The other nine were found guilty. Those not directly involved in the actual slaying of Keene, including Eleanor Power, argued that they should have been charged only with break and entry, not murder â not even robbery. The court disagreed, and all were sentenced to be hanged for their crime.
The executions of Eleanor and Robert Power were scheduled for October 10, 1784, near Keene's own wharf on Water Street, and were carried out as ordered. Both of their bodies were buried near the execution site in keeping with the custom of the day.
By a strange twist that is difficult to comprehend, the death sentences of the others, including the actual murderers, McGuire and Halleran, were almost immediately commuted by Governor Hugh Bonfoy. In fact, the remaining seven men were later pardoned and freed altogether.
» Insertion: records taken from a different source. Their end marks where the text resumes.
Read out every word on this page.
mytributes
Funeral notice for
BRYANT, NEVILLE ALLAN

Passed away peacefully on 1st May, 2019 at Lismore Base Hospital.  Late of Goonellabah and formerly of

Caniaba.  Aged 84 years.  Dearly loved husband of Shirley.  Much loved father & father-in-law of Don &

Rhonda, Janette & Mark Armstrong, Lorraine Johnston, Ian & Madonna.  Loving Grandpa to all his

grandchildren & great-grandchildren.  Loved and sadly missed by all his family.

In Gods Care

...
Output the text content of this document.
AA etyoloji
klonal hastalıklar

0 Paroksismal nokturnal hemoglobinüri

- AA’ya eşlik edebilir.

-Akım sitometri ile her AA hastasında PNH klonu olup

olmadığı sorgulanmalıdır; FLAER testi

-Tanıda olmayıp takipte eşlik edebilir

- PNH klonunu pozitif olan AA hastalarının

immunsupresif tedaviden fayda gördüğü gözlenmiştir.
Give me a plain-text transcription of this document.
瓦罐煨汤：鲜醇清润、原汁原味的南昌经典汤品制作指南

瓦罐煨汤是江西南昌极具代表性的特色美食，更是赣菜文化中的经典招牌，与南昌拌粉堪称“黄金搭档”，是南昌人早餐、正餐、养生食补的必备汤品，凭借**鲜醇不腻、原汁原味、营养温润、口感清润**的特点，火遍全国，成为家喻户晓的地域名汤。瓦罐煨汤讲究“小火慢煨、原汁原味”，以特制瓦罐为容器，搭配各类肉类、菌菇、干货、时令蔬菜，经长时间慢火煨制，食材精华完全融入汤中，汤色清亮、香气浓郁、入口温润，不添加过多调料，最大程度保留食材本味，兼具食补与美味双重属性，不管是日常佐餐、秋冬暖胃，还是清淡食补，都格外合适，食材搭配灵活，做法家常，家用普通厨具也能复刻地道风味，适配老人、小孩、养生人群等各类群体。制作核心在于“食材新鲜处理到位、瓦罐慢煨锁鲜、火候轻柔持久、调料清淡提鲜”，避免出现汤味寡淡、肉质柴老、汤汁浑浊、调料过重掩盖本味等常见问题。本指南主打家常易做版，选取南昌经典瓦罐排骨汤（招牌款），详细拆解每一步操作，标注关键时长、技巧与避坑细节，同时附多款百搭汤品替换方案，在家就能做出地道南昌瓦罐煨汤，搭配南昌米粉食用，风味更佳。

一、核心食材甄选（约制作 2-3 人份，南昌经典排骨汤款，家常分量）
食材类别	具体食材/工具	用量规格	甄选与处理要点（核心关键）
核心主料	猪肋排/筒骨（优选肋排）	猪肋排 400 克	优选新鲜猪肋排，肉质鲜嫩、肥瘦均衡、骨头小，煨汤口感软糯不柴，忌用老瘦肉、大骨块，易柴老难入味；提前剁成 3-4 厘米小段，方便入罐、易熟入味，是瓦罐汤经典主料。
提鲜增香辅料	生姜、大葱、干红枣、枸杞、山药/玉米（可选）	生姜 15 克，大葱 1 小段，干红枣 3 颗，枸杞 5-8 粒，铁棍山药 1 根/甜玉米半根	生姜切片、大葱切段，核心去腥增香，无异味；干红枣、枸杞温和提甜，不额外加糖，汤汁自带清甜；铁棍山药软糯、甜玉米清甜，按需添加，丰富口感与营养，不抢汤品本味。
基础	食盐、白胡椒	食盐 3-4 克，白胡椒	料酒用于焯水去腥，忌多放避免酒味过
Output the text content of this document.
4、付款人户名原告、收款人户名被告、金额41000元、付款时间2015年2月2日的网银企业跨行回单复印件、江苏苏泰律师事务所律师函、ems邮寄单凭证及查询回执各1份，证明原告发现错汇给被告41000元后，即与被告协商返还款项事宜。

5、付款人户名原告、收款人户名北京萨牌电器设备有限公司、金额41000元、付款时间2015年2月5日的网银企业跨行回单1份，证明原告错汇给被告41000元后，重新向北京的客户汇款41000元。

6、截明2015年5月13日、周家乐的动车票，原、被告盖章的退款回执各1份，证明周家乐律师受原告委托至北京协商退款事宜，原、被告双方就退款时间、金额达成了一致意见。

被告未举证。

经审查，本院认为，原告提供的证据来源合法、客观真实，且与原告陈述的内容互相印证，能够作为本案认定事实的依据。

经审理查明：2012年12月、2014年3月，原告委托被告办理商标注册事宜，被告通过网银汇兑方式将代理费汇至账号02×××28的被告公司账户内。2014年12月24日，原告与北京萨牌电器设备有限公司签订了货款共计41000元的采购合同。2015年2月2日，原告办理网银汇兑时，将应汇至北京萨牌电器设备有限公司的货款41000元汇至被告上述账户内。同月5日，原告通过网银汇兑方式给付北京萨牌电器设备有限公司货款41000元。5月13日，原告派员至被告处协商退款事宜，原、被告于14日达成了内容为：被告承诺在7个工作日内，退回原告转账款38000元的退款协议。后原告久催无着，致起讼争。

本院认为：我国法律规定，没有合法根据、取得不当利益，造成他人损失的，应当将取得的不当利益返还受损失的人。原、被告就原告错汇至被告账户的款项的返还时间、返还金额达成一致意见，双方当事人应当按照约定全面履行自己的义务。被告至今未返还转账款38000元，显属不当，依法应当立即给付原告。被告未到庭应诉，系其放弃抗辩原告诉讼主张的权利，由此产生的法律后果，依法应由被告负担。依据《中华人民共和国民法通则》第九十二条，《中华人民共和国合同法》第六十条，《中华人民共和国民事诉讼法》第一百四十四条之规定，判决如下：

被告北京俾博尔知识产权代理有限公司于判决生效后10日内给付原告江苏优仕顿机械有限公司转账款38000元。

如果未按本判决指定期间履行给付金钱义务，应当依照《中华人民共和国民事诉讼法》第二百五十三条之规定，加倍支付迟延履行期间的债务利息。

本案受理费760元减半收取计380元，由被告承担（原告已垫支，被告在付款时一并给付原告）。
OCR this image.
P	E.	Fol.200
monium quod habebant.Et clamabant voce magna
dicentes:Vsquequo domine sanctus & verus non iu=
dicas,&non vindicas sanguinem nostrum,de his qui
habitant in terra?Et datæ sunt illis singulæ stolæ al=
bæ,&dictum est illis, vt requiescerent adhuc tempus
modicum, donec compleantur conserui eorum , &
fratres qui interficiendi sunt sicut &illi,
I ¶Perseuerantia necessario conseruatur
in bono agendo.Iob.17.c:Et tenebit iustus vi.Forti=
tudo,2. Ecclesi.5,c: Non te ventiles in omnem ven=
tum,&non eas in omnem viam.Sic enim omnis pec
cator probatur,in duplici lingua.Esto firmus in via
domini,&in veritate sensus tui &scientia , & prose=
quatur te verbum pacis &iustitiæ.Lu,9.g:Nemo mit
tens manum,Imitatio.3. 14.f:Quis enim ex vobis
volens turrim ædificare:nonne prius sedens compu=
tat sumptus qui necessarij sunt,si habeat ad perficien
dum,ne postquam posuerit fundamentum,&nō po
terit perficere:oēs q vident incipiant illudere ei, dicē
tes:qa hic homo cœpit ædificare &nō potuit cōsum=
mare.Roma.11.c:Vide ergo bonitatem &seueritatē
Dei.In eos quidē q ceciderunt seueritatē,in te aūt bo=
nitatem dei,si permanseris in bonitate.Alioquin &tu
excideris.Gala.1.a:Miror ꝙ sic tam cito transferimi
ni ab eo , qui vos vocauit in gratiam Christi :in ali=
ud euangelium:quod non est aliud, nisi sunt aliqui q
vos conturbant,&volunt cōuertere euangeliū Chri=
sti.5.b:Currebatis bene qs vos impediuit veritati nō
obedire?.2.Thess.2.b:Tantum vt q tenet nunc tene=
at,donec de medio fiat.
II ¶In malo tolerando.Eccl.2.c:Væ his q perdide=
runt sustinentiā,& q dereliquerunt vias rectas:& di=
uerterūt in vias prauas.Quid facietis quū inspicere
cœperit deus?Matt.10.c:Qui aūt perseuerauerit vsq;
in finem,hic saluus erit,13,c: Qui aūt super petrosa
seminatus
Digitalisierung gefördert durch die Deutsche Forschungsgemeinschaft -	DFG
Except for her involvement in the Keene affair, little factual information is known about Eleanor Power. There is some suggestion that she was born and raised on the southeast coast of Ireland, perhaps in Wexford, Waterford, or New Ross. English ships put in to such ports in southeastern Ireland on a regular basis each year to deliver fish from Newfoundland and to ship back cargo, including thousands of Irish immigrants. There, the transplanted Irish served as a source of cheap labour for the bustling enterprises of Britain's oldest colony. If Eleanor Power was indeed from that area, she undoubtedly would have endured a hungry childhood of hardship. As a young woman, she would most likely have immigrated to Newfoundland, indenturing herself, in return for her passage, as a servant for a period of at least two years to some wealthy St. John's citizen, perhaps William Keene, Sr., himself.
The fact that she and her husband lived in Blackhead, a small fishing community near St. John's, suggests that Robert Power was a fisherman. It may also be inferred, because she herself was employed in St. John's and had to make the journey to the city by boat on a regular basis, that Eleanor Power's indenture to Keene may not yet have elapsed. It is not known if she had any children.